Similarly Psalm 56 feels like an in-the-moment poem, one written mid-trampling maybe? Then set to memory and then written down later after the fact. It is evocative in that way: I immediately pictured the Psalmist in the mud with a boot to his cheek. If Psalm 56 were made into a film, there would be a montage of footage, with the attackers trampling “all day long.” In some way then, the first verse should clue us into the fact that this writer ultimately was saved, for otherwise their words would never have made it to the page. The very fact of this Psalm means there was rescue and a return to life, safe and renewed.

Today’s mystic is Mother Teresa, a mystic maybe first and foremost because of her long, dark periods experiencing divine absence that were revealed when her personal journals were published a decade or more after her death. One of the themes that runs through the history of Christian mysticism is this articulation of divine presence, often intensely, followed by feelings of loss and separation from God, when it seems as if God is far off, or even gone. Mother Teresa’s story is likely well-known to you: she grew up in present-day Skopje, North Macedonia, sensed a call to religious life, was trained in Ireland, and then sent by the Irish Sisters of Loreto to India where she first spent time as a school teacher, only to feel an even deeper, more urgent call to serving the poor, and the poorest of the poor.
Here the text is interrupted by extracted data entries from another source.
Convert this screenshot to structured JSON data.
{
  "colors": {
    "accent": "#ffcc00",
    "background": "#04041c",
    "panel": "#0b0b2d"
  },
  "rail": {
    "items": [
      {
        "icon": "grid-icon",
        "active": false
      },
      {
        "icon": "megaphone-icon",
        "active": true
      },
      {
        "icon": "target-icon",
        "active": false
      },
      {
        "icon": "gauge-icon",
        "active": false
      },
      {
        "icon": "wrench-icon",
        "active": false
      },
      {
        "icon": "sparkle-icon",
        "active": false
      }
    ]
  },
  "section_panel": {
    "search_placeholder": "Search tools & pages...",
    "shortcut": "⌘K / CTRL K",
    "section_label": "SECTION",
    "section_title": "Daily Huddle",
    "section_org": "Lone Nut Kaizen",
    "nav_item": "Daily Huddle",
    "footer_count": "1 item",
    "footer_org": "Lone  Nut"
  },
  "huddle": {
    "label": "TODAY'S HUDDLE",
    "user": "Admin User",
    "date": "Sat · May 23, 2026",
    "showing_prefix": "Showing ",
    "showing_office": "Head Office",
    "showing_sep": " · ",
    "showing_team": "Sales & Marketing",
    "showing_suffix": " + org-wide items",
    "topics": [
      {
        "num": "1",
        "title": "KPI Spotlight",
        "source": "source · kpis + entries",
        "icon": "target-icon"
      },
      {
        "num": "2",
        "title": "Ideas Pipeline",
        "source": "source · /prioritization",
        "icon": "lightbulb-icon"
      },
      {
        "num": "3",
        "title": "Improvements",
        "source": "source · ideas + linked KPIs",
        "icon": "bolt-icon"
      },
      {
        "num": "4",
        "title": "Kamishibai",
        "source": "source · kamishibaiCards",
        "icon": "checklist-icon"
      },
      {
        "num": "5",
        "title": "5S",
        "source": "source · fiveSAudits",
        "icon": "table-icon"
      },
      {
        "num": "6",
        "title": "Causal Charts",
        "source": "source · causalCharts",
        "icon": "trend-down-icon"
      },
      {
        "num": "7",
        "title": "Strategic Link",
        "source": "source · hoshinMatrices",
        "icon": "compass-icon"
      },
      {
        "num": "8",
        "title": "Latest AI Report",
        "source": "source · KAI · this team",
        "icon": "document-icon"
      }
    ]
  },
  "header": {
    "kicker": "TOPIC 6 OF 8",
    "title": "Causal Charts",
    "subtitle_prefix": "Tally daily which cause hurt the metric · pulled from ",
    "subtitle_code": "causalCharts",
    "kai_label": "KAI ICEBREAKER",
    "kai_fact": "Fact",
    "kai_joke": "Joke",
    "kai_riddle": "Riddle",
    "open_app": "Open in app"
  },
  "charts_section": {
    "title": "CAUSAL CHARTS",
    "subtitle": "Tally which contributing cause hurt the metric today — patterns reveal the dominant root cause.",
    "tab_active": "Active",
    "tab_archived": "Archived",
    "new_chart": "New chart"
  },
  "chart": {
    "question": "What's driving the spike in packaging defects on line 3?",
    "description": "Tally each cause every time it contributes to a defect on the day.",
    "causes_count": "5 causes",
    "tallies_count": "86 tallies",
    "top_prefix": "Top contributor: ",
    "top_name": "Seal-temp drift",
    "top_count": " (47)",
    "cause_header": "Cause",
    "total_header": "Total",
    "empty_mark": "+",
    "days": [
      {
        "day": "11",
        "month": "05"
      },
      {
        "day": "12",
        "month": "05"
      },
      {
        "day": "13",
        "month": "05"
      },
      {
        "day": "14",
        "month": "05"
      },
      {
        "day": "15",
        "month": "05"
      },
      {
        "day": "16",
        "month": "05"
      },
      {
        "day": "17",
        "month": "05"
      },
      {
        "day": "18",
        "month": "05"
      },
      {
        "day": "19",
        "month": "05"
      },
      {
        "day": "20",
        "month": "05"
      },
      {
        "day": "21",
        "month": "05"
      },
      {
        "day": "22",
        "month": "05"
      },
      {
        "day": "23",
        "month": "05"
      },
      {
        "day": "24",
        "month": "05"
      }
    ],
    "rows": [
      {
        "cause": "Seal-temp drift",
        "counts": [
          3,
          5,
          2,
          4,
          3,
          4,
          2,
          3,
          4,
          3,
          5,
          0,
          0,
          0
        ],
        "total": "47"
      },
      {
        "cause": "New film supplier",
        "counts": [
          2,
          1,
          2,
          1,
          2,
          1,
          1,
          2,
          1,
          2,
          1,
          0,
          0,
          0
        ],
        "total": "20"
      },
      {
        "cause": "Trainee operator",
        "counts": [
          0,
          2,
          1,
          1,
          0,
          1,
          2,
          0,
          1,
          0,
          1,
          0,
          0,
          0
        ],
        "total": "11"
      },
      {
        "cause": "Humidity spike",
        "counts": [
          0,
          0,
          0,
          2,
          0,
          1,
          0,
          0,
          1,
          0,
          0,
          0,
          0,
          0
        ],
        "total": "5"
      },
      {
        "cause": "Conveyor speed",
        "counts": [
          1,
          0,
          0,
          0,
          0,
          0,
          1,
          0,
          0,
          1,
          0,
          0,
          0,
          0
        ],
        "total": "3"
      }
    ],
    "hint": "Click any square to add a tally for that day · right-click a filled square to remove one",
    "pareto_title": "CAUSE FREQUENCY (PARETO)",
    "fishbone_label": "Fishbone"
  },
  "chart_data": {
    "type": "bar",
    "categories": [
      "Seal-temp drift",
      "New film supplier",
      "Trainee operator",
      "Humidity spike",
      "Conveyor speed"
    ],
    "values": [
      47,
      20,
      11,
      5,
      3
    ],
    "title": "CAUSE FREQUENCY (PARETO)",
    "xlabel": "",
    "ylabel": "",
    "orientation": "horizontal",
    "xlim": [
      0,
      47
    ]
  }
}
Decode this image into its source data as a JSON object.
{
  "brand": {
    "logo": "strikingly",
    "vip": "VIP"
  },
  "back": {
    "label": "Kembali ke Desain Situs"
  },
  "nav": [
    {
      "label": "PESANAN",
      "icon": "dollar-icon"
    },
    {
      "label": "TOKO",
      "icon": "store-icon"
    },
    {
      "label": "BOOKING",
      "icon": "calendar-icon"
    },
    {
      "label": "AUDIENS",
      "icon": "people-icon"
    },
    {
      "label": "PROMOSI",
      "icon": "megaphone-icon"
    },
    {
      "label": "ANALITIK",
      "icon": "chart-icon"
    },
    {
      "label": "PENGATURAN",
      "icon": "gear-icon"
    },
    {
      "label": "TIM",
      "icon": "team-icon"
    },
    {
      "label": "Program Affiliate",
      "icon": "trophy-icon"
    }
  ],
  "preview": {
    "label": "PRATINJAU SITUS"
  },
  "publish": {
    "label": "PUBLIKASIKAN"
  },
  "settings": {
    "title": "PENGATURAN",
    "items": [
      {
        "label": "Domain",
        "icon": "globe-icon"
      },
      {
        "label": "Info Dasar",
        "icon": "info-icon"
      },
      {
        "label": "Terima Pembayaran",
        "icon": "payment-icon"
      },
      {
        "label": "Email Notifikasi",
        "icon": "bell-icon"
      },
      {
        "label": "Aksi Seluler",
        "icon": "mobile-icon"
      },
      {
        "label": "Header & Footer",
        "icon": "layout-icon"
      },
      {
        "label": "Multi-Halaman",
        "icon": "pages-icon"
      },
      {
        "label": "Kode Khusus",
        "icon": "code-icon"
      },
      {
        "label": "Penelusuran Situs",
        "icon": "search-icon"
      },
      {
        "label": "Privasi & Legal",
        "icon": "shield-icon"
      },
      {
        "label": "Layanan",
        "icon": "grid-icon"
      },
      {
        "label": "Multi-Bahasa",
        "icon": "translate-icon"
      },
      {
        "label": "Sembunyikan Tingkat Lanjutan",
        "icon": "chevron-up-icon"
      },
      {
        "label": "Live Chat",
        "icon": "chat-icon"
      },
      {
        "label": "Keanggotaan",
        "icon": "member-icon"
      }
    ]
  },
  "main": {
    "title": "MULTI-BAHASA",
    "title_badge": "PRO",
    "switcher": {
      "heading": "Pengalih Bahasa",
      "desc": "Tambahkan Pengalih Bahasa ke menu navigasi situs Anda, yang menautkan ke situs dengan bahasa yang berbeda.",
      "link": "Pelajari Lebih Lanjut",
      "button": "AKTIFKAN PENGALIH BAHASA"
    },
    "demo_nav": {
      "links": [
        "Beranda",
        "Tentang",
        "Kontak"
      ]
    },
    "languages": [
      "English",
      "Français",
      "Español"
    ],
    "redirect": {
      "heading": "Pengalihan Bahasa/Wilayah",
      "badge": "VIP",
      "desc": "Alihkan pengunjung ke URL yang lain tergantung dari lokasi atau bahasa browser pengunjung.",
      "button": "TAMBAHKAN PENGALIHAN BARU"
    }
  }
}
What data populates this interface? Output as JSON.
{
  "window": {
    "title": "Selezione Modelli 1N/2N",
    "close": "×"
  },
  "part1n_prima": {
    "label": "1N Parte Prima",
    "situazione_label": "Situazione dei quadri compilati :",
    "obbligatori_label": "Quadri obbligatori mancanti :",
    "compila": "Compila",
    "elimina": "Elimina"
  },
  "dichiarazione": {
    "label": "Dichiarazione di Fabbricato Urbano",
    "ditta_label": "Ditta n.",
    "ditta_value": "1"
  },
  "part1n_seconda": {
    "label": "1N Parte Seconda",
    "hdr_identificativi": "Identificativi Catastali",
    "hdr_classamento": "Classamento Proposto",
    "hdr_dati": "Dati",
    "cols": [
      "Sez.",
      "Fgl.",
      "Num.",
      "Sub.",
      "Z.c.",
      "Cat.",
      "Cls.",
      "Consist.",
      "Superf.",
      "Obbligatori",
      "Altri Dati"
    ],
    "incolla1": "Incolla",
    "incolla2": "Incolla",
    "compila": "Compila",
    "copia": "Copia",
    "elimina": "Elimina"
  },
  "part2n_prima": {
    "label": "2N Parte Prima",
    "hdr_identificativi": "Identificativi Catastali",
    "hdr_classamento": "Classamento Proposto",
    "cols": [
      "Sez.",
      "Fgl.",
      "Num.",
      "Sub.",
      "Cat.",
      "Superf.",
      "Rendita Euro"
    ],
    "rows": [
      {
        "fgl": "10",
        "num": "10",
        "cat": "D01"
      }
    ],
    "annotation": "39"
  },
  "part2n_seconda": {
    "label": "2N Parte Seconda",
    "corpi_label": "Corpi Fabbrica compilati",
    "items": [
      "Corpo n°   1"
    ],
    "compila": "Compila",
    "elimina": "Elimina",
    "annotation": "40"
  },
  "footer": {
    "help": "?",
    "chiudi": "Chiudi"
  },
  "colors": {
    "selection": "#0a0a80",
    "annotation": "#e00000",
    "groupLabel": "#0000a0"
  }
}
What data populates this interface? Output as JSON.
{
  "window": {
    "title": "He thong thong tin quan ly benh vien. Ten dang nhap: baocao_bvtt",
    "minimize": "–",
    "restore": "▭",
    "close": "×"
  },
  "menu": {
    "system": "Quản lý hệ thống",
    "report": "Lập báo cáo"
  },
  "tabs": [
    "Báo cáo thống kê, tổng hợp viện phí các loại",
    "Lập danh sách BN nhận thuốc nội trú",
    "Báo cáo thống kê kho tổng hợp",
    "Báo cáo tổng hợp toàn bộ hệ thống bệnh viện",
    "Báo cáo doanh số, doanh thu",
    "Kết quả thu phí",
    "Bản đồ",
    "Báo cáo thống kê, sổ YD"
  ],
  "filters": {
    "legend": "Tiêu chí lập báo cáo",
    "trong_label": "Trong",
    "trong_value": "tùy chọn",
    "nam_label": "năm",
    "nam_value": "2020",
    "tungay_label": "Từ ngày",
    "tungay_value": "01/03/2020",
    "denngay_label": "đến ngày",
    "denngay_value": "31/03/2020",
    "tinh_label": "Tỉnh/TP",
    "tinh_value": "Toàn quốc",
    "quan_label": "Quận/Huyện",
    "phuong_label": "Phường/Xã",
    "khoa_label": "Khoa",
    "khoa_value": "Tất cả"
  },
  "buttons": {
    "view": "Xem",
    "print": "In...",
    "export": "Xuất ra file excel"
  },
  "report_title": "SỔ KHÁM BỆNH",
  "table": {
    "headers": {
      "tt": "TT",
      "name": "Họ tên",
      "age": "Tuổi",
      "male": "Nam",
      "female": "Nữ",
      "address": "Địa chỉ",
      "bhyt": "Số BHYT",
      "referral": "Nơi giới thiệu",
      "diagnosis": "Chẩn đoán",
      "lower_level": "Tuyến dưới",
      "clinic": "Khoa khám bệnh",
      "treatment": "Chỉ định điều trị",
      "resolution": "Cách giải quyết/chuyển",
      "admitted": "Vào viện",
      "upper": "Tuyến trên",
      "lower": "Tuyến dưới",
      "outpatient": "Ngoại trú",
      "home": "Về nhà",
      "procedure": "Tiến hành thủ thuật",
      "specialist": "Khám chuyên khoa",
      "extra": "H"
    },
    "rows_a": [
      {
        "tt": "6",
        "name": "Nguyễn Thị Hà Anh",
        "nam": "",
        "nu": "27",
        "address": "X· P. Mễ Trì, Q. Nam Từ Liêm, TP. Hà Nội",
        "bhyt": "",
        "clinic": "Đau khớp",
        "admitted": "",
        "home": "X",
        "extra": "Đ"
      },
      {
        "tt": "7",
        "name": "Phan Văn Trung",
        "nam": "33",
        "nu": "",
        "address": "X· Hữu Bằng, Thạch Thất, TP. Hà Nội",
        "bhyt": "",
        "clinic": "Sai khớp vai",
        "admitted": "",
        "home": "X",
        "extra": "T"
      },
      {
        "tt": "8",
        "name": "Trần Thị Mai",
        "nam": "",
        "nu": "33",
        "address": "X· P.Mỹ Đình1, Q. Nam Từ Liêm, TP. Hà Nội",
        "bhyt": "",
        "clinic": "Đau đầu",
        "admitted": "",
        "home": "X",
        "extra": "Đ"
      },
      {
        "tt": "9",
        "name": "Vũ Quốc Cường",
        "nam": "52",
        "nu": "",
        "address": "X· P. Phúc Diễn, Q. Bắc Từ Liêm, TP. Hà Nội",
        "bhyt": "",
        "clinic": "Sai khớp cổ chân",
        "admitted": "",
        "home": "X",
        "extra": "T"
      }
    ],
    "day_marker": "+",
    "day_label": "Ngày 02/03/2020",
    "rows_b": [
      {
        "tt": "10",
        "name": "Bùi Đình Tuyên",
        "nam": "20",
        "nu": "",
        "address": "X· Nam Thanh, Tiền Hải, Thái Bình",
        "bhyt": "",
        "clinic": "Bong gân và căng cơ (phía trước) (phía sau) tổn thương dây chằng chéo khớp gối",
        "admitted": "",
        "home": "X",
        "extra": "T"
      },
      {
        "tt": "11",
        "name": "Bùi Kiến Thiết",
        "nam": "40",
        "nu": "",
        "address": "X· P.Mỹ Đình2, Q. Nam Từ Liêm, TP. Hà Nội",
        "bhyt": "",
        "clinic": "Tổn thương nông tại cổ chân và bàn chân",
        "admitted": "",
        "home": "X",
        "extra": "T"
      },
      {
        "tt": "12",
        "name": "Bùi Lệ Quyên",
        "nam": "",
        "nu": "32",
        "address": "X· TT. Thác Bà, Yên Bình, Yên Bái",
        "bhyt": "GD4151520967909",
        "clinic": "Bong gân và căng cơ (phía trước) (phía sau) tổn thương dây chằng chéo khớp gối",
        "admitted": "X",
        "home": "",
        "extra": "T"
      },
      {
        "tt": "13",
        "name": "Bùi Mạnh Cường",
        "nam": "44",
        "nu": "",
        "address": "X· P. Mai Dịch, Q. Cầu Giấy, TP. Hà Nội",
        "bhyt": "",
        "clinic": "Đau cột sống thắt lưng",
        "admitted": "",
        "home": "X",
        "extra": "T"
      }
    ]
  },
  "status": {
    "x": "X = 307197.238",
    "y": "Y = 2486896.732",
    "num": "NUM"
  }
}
Her words below came from one of her weekly newsletters to her sisters in 1992. She often articulates, with similar confidence, this full surrender and reliance on Jesus, an almost cyclical, recurrent submission to the one in whom we live and move and have our being.

Prayer from the Mystics: Mother Teresa (1910–1997)
One thing Jesus asks of me;
that I lean upon Him;
that in Him and Him alone I put complete trust;
that I surrender myself to him unreservedly.
May we lean on Jesus, in the way of Mother Teresa. Amen.